Словам этим Пестряк весьма удивился и, посмотрев на каноника, заметил, что на вид тот вполне весел, глазом по-прежнему востер, а ноги все так же у него скрючены. Но ввиду того, что надобно было отвратить смерть, ему грозившую, он подумал, что успеет еще налюбоваться каноником или ему угодить, и пустился поспешая через город, как женщина, что трусит рысцой, в чаянии близкого удовольствия.
Оба двоюродных братца, отнюдь не подозревая, что Пестряк обладает той прозорливостью, какою подчас наделены пастухи, нередко предугадывающие близость непогоды, зачастую обсуждали в его присутствии грязные свои проделки, ни во что не ставя Пестряка.
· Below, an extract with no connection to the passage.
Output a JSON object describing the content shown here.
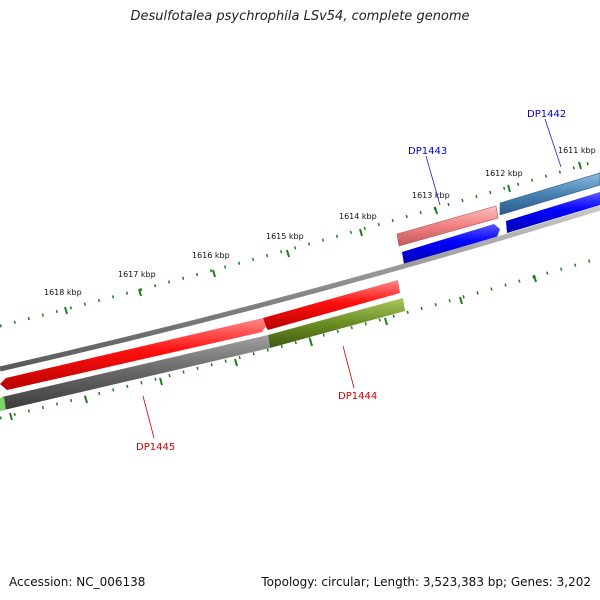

Как-то раз вечером, желая развлечь каноника, Рвач поведал ему, какова в любви жена ювелира, которому она очень ловко наставляет рога, точеные, полированные, резные, фигурные, не хуже королевских солонок. Эта прелестница, по словам его, была истинным кладезем наслаждений. Смелая насчет свиданий, она успевала согрешить, пока супруг ее поднимался по лестнице, ничего не подозревая; и подарки она поглощала, будто проглатывала ягодку за ягодкой, думала лишь о том, как бы наблудить; вертлявая, игривая, приветливая со всеми, будто самая добронравная жена, которая ни о чем худом и не помышляет, она умела ублажить своего добряка мужа, который души в ней не чаял. И такая она была тонкая-претонкая пройдоха, что уже целых пять лет благополучно вела свой дом, свои любовные шашни и слыла добродетельной, завладела доверием мужа, ключами от всех замков, кошельком и всем прочим.